Тюрьма как сгусток общественного неблагополучия. Слепок нелепостей. Много лет спустя он напишет посвященное мне стихотворение:
"Пора - к исходу все, к исходу -
Уму и сердцу моему
В твою тюремную свободу,
В мою свободную тюрьму..."
Мне это покажется почти обидным:
- Почему это моя свобода - тюремная?
- Потому что ты тоже в зоне, только оградка подальше и вышек не видно.
И он был прав. Человек должен распрямляться и становиться свободным изнутри. И тогда, в тюрьме, Миша был уже духовно гораздо свободнее, чем я, идеологизированно воспитанная.
Понять, что творится в мире, со скованными руками, можно. Только вот некому.

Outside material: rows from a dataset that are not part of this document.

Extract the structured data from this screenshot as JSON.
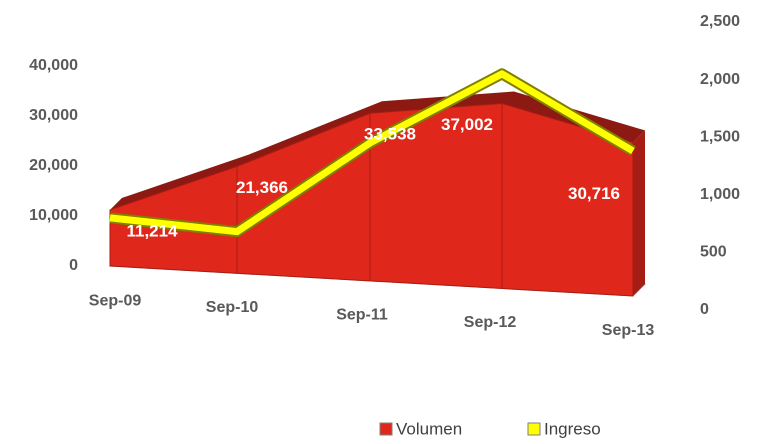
{
  "chart_data": {
    "type": "area_line",
    "categories": [
      "Sep-09",
      "Sep-10",
      "Sep-11",
      "Sep-12",
      "Sep-13"
    ],
    "series": [
      {
        "name": "Volumen",
        "color": "#e0271b",
        "values": [
          11214,
          21366,
          33538,
          37002,
          30716
        ],
        "value_labels": [
          "11,214",
          "21,366",
          "33,538",
          "37,002",
          "30,716"
        ]
      },
      {
        "name": "Ingreso",
        "color": "#ffff00",
        "axis": "y2",
        "values": [
          800,
          680,
          1450,
          2050,
          1380
        ]
      }
    ],
    "ylim": [
      0,
      40000
    ],
    "yticks": [
      0,
      {
        "value": 10000,
        "label": "10,000"
      },
      {
        "value": 20000,
        "label": "20,000"
      },
      {
        "value": 30000,
        "label": "30,000"
      },
      {
        "value": 40000,
        "label": "40,000"
      }
    ],
    "y2lim": [
      0,
      2500
    ],
    "y2ticks": [
      0,
      500,
      {
        "value": 1000,
        "label": "1,000"
      },
      {
        "value": 1500,
        "label": "1,500"
      },
      {
        "value": 2000,
        "label": "2,000"
      },
      {
        "value": 2500,
        "label": "2,500"
      }
    ],
    "grid": false,
    "legend": "bottom"
  }
}
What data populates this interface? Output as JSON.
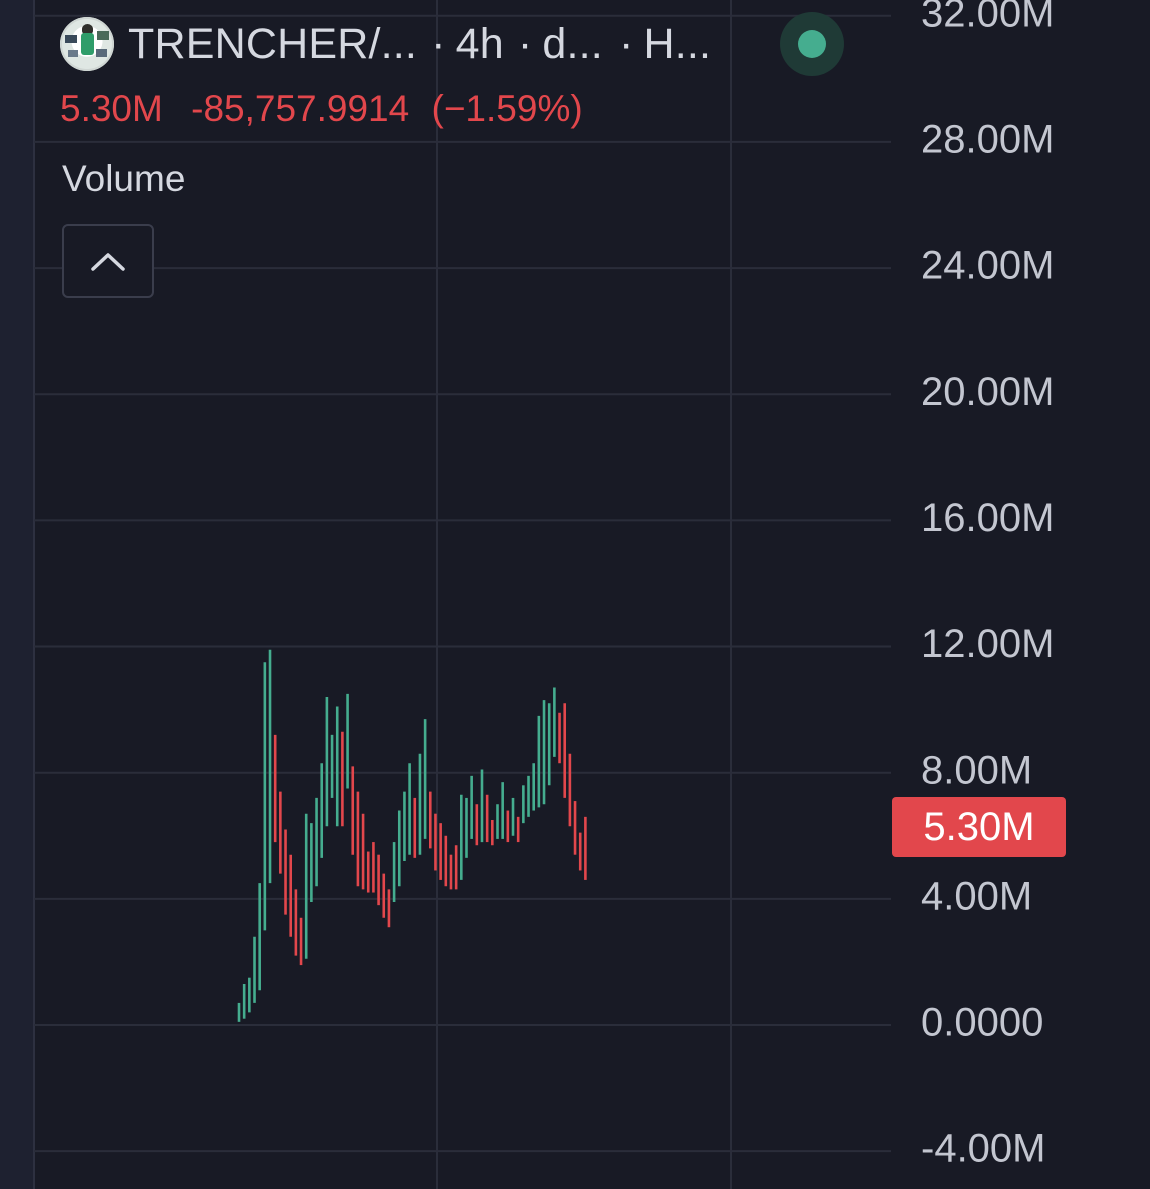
{
  "header": {
    "symbol": "TRENCHER/...",
    "interval": "4h",
    "source_abbrev": "d...",
    "extra_abbrev": "H...",
    "separator": "·",
    "avatar_icon": "token-avatar-icon",
    "live_indicator_color": "#45ad8f"
  },
  "price_line": {
    "last_value": "5.30M",
    "change": "-85,757.9914",
    "change_pct": "(−1.59%)",
    "color": "#e2474c"
  },
  "indicator": {
    "label": "Volume",
    "collapse_icon": "chevron-up-icon"
  },
  "price_badge": {
    "label": "5.30M",
    "value": 5300000,
    "color": "#e2474c"
  },
  "colors": {
    "background": "#181a25",
    "grid": "#2a2d3a",
    "axis_text": "#c3c6d0",
    "up": "#45ad8f",
    "down": "#e2474c"
  },
  "chart_data": {
    "type": "bar",
    "title": "",
    "xlabel": "",
    "ylabel": "",
    "ylim": [
      -5200000,
      32500000
    ],
    "y_ticks": [
      {
        "value": 32000000,
        "label": "32.00M"
      },
      {
        "value": 28000000,
        "label": "28.00M"
      },
      {
        "value": 24000000,
        "label": "24.00M"
      },
      {
        "value": 20000000,
        "label": "20.00M"
      },
      {
        "value": 16000000,
        "label": "16.00M"
      },
      {
        "value": 12000000,
        "label": "12.00M"
      },
      {
        "value": 8000000,
        "label": "8.00M"
      },
      {
        "value": 4000000,
        "label": "4.00M"
      },
      {
        "value": 0,
        "label": "0.0000"
      },
      {
        "value": -4000000,
        "label": "-4.00M"
      }
    ],
    "grid": true,
    "bar_style": "ohlc-vertical-range",
    "series": [
      {
        "ranges": [
          [
            0.1,
            0.7,
            "up"
          ],
          [
            0.2,
            1.3,
            "up"
          ],
          [
            0.4,
            1.5,
            "up"
          ],
          [
            0.7,
            2.8,
            "up"
          ],
          [
            1.1,
            4.5,
            "up"
          ],
          [
            3.0,
            11.5,
            "up"
          ],
          [
            4.5,
            11.9,
            "up"
          ],
          [
            5.8,
            9.2,
            "down"
          ],
          [
            4.8,
            7.4,
            "down"
          ],
          [
            3.5,
            6.2,
            "down"
          ],
          [
            2.8,
            5.4,
            "down"
          ],
          [
            2.2,
            4.3,
            "down"
          ],
          [
            1.9,
            3.4,
            "down"
          ],
          [
            2.1,
            6.7,
            "up"
          ],
          [
            3.9,
            6.4,
            "up"
          ],
          [
            4.4,
            7.2,
            "up"
          ],
          [
            5.3,
            8.3,
            "up"
          ],
          [
            6.3,
            10.4,
            "up"
          ],
          [
            7.2,
            9.2,
            "up"
          ],
          [
            6.3,
            10.1,
            "up"
          ],
          [
            6.3,
            9.3,
            "down"
          ],
          [
            7.5,
            10.5,
            "up"
          ],
          [
            5.4,
            8.2,
            "down"
          ],
          [
            4.4,
            7.4,
            "down"
          ],
          [
            4.3,
            6.7,
            "down"
          ],
          [
            4.2,
            5.5,
            "down"
          ],
          [
            4.2,
            5.8,
            "down"
          ],
          [
            3.8,
            5.4,
            "down"
          ],
          [
            3.4,
            4.8,
            "down"
          ],
          [
            3.1,
            4.3,
            "down"
          ],
          [
            3.9,
            5.8,
            "up"
          ],
          [
            4.4,
            6.8,
            "up"
          ],
          [
            5.2,
            7.4,
            "up"
          ],
          [
            5.4,
            8.3,
            "up"
          ],
          [
            5.3,
            7.2,
            "down"
          ],
          [
            5.4,
            8.6,
            "up"
          ],
          [
            5.9,
            9.7,
            "up"
          ],
          [
            5.6,
            7.4,
            "down"
          ],
          [
            4.9,
            6.7,
            "down"
          ],
          [
            4.6,
            6.4,
            "down"
          ],
          [
            4.4,
            6.0,
            "down"
          ],
          [
            4.3,
            5.4,
            "down"
          ],
          [
            4.3,
            5.7,
            "down"
          ],
          [
            4.6,
            7.3,
            "up"
          ],
          [
            5.3,
            7.2,
            "up"
          ],
          [
            5.9,
            7.9,
            "up"
          ],
          [
            5.7,
            7.0,
            "down"
          ],
          [
            5.8,
            8.1,
            "up"
          ],
          [
            5.8,
            7.3,
            "down"
          ],
          [
            5.7,
            6.5,
            "down"
          ],
          [
            5.9,
            7.0,
            "up"
          ],
          [
            5.9,
            7.7,
            "up"
          ],
          [
            5.8,
            6.8,
            "down"
          ],
          [
            6.0,
            7.2,
            "up"
          ],
          [
            5.8,
            6.6,
            "down"
          ],
          [
            6.4,
            7.6,
            "up"
          ],
          [
            6.6,
            7.9,
            "up"
          ],
          [
            6.8,
            8.3,
            "up"
          ],
          [
            6.9,
            9.8,
            "up"
          ],
          [
            7.0,
            10.3,
            "up"
          ],
          [
            7.6,
            10.2,
            "up"
          ],
          [
            8.5,
            10.7,
            "up"
          ],
          [
            8.3,
            9.9,
            "down"
          ],
          [
            7.2,
            10.2,
            "down"
          ],
          [
            6.3,
            8.6,
            "down"
          ],
          [
            5.4,
            7.1,
            "down"
          ],
          [
            4.9,
            6.1,
            "down"
          ],
          [
            4.6,
            6.6,
            "down"
          ]
        ]
      }
    ]
  }
}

Народ-то там... темноватый, не пробуженный. А с другой стороны - лучше и не будить, зверя дикого узришь. А потому -
"И хлопала
Большая
Малой зоне,
Чтоб мелодичней лился
Звон оков".
Многие лирические стихи (начиная с конца семидесятых годов) раздражают, по меркам того времени кажутся почти оскорбительными. (Сопин вообще в течение всей своей последующей поэтической биографии будет раздражать, хотя по жизни - полная противоположность).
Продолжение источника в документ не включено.